Communication Plan

A document that organizes the process, types, and expectations of communication for a project — so the right information reaches the right stakeholders at the right time.

Explanation

A communication plan answers:

  • What needs to be communicated
  • Who needs to communicate it (and who receives it)
  • When communication needs to happen
  • Why and how to communicate
  • Where the information is stored

Effective communication

Characteristics: clear, honest, relevant, frequent.

Types: meetings, emails, phone calls, written documents, formal presentations.

Structure of a communication plan

A typical plan table includes columns for:

  • Type — newsletter, daily stand-up, sprint planning, demo, release planning, retrospective
  • Recipients — key stakeholders, core team, both
  • Frequency — daily, weekly, bi-weekly, monthly, every 6 weeks
  • Key dates — deadlines, major meetings
  • Delivery method — email, in-person, video call, presentation
  • Goal — status update, progress/blockers/next steps, backlog grooming, launch prep, key learnings
  • Resource links — folders, notes, trackers, documents
  • Notes — special considerations

Four principles (Course 3, Phase 5)

  1. Recognize individual differences. Promote inclusive communication; avoid assumptions; professional and neutral language; respect diverse perspectives.
  2. Brainstorm and craft the message. Tailor to audience and purpose. Keep communication clear, concise, focused. AI tools can assist drafting but outputs must be reviewed.
  3. Deliver effectively. Choose the right channel for the situation and team locations. Professional tone. Avoid sharing sensitive info unnecessarily.
  4. Obtain and incorporate feedback. Follow up to ensure clarity; encourage feedback; answer questions promptly; adjust as needed.
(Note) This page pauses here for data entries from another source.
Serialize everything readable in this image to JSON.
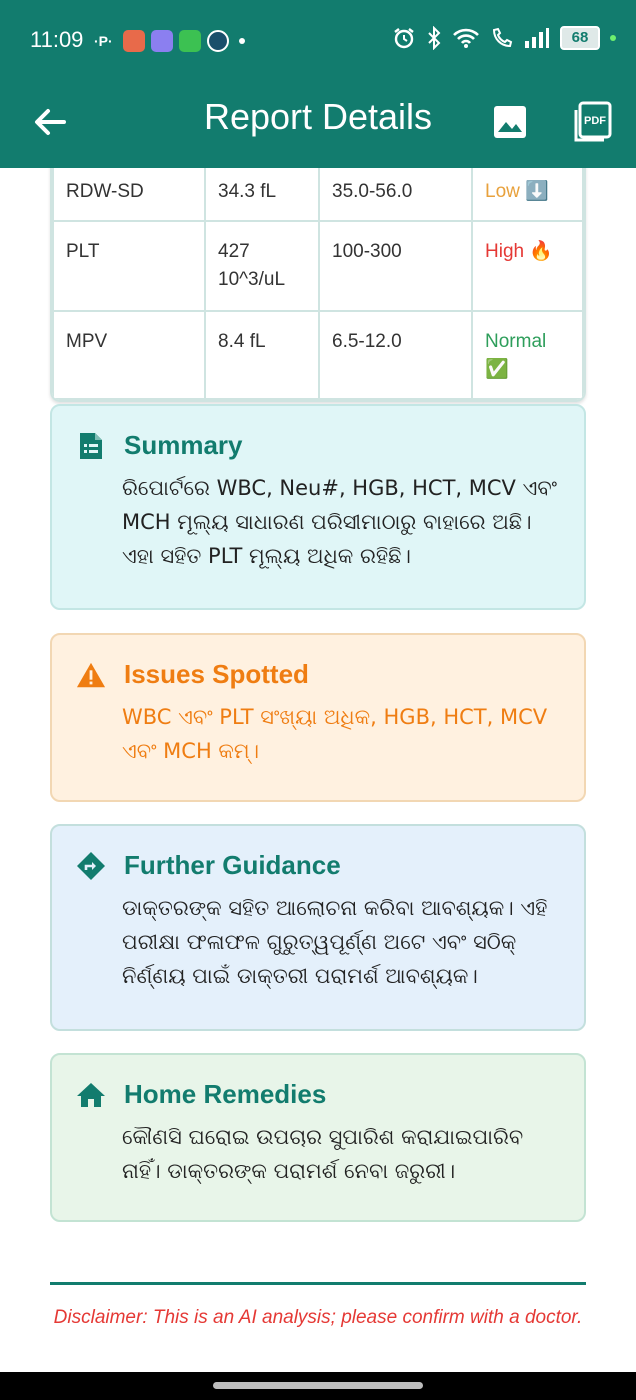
{
  "status_bar": {
    "time": "11:09",
    "p_label": "·P·",
    "battery": "68",
    "colors": {
      "bg": "#127c6e"
    }
  },
  "app_bar": {
    "title": "Report Details",
    "icons": [
      "back-arrow-icon",
      "image-icon",
      "pdf-icon"
    ]
  },
  "table": {
    "rows": [
      {
        "name": "RDW-SD",
        "value": "34.3 fL",
        "range": "35.0-56.0",
        "status": "Low ⬇️"
      },
      {
        "name": "PLT",
        "value": "427 10^3/uL",
        "range": "100-300",
        "status": "High 🔥"
      },
      {
        "name": "MPV",
        "value": "8.4 fL",
        "range": "6.5-12.0",
        "status": "Normal ✅"
      }
    ]
  },
  "summary": {
    "title": "Summary",
    "body": "ରିପୋର୍ଟରେ WBC, Neu#, HGB, HCT, MCV ଏବଂ MCH ମୂଲ୍ୟ ସାଧାରଣ ପରିସୀମାଠାରୁ ବାହାରେ ଅଛି। ଏହା ସହିତ PLT ମୂଲ୍ୟ ଅଧିକ ରହିଛି।"
  },
  "issues": {
    "title": "Issues Spotted",
    "body": "WBC ଏବଂ PLT ସଂଖ୍ୟା ଅଧିକ, HGB, HCT, MCV ଏବଂ MCH କମ୍।"
  },
  "guidance": {
    "title": "Further Guidance",
    "body": "ଡାକ୍ତରଙ୍କ ସହିତ ଆଲୋଚନା କରିବା ଆବଶ୍ୟକ। ଏହି ପରୀକ୍ଷା ଫଳାଫଳ ଗୁରୁତ୍ୱପୂର୍ଣ୍ଣ ଅଟେ ଏବଂ ସଠିକ୍ ନିର୍ଣ୍ଣୟ ପାଇଁ ଡାକ୍ତରୀ ପରାମର୍ଶ ଆବଶ୍ୟକ।"
  },
  "remedies": {
    "title": "Home Remedies",
    "body": "କୌଣସି ଘରୋଇ ଉପଚାର ସୁପାରିଶ କରାଯାଇପାରିବ ନାହିଁ। ଡାକ୍ତରଙ୍କ ପରାମର୍ଶ ନେବା ଜରୁରୀ।"
  },
  "disclaimer": "Disclaimer: This is an AI analysis; please confirm with a doctor."
}
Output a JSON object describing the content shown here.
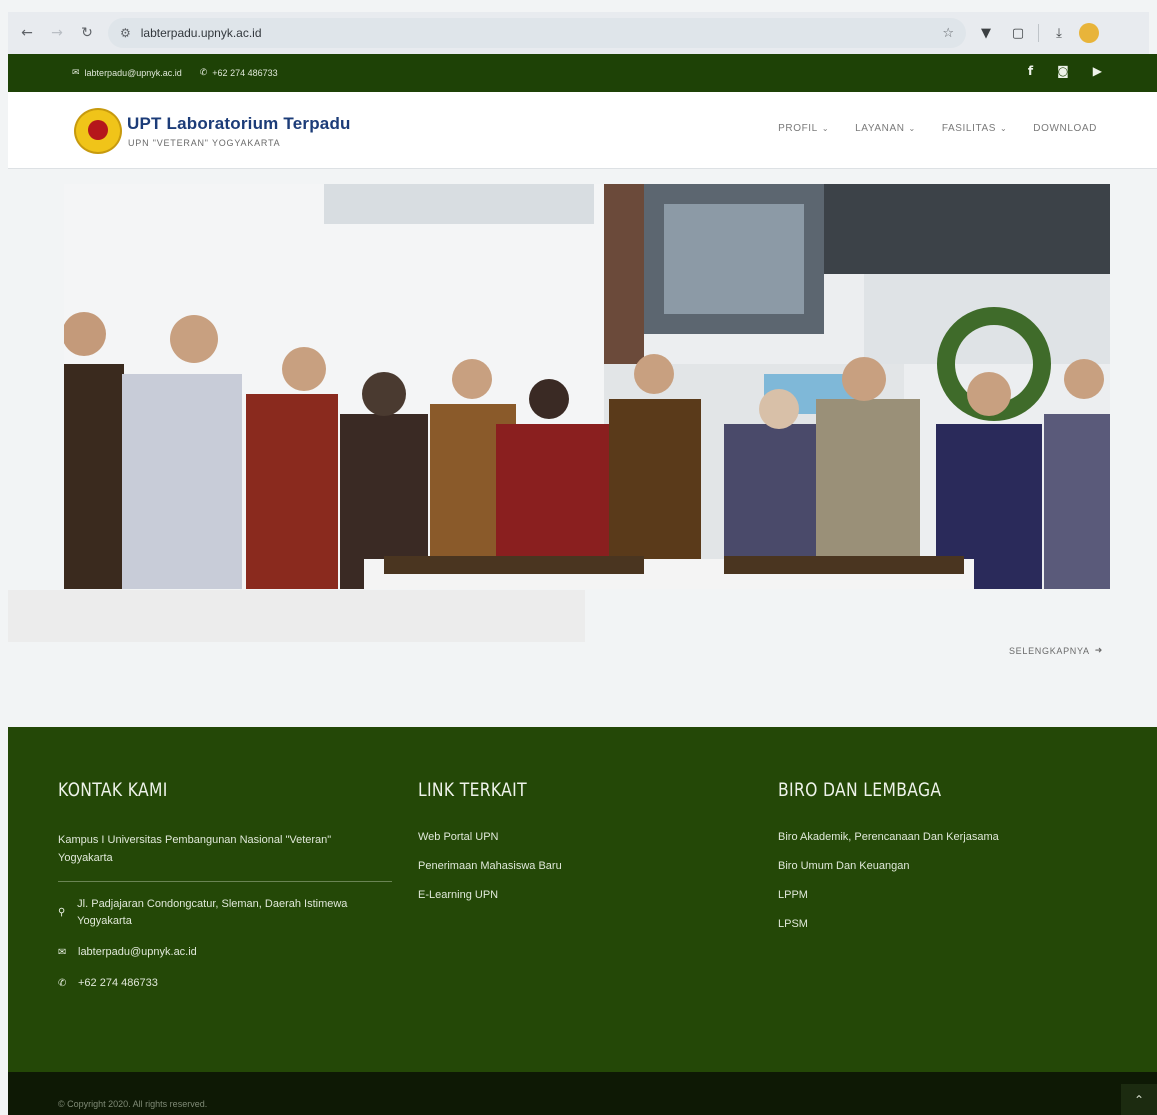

Best practices for building the plan

  1. Identify key elements first — stakeholders, frequency, methods, goals, potential barriers (time zones, language, access)
  2. Document and structure — use a template or tool; note special considerations; ensure team can access and review
  3. Test communication methods — test emails, links, technical setup before important messages
  4. Check in and improve — gather feedback via surveys, meetings, one-on-ones

Modes of information processing

People absorb info differently — visuals, listening, reading/analysis, talking with others. Check in with the team to make sure communications meet their needs.

Three optimization questions to ask periodically:

  • What is working in how we communicate with you about the project?
  • What is not working / not effective?
  • Where can improvements be made?

Application

Draft the communication plan during course-3-project-planning Phase 5, after stakeholder-analysis has mapped the audiences. Revisit during major changes — new team members, new stakeholders, timezone shifts.